Cruciferous vegetables are rich in glucosinolates, which are converted to isothiocyanates (ITCs) and indole‐based compounds by the enzymatic activity of myrosinase. Tumor‐growth inhibitory efficacy of purified constituents derived from cruciferous vegetables has been demonstrated in animal models at various organ sites including the prostate. However, except induction of detoxifying enzymes, relatively little is known on mechanisms affected by dietary intervention with cruciferous vegetables, which represent a mixture of various constituents potentially enhancing or blocking their activities (Pappa et al., 2007).

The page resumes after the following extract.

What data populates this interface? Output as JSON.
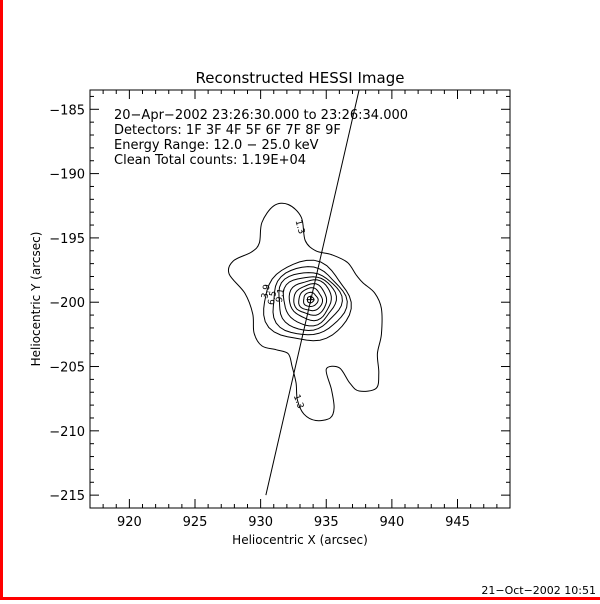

In the present study, we tested the tumor growth inhibitory potential of kale sprouts in a human prostate cancer xenograft model. LNCaP human prostate cancer cells were injected to male nude Balb/c mice (10 per group). Mice were fed with either regular rodent chow or chow supplemented with 20% kale sprouts (containing about 60 µmol glucosinolates per 5 g chow consumed daily, together with active myrosinase) from a week before cell injection until sacrifice after 7.5 weeks of intervention.
Compared with normal diet, kale sprout intervention did not significantly inhibit average tumor weights. Secreted prostate specific antigen (PSA), which is used as a biomarker for prostate cancer, was highly correlated with tumor size in both intervention groups. Interestingly however, plasma PSA levels in the kale sprout group were 2.5‐fold higher (p<0.05) than in the control group. In tumor tissue, mRNA expression of hormone‐regulated genes such as PSA, androgen receptor, insulin‐like growth factor‐1 and its receptor were significantly increased. We also observed an increase in histone H4 acetylation, which was not linked to inhibition of HDAC activity. As a consequence however, p21 mRNA and protein expression was upregulated by kale sprout intervention. In addition, although there was no difference in the expression of PCNA as a proliferation marker, phosphorylated histone H3 staining as an indication of mitotic arrest was enhance in the kale sprout group. Interestingly, hemoglobin levels in tumor cell lysate, and vessels in tumor sections were significantly reduced by consuming kale sprout powder, indicating anti‐angiogenic potential. This was associated with downregulated VEGF‐c mRNA expression.
Overall, our in vivo study indicates that components in kale sprouts or their metabolites concomitantly affect both anti‐proliferative (histone H4 acetylation, cell cycle arrest, anti‐angiogenesis) and pro‐proliferative mechanisms (hormone signaling), which in combination may abrogate inhibitory effects on tumor growth. These data may contribute to a better understanding of the effects of cruciferous vegetable consumption in cancer prevention.
Citation Information: Cancer Prev Res 2010;3(1 Suppl):A148.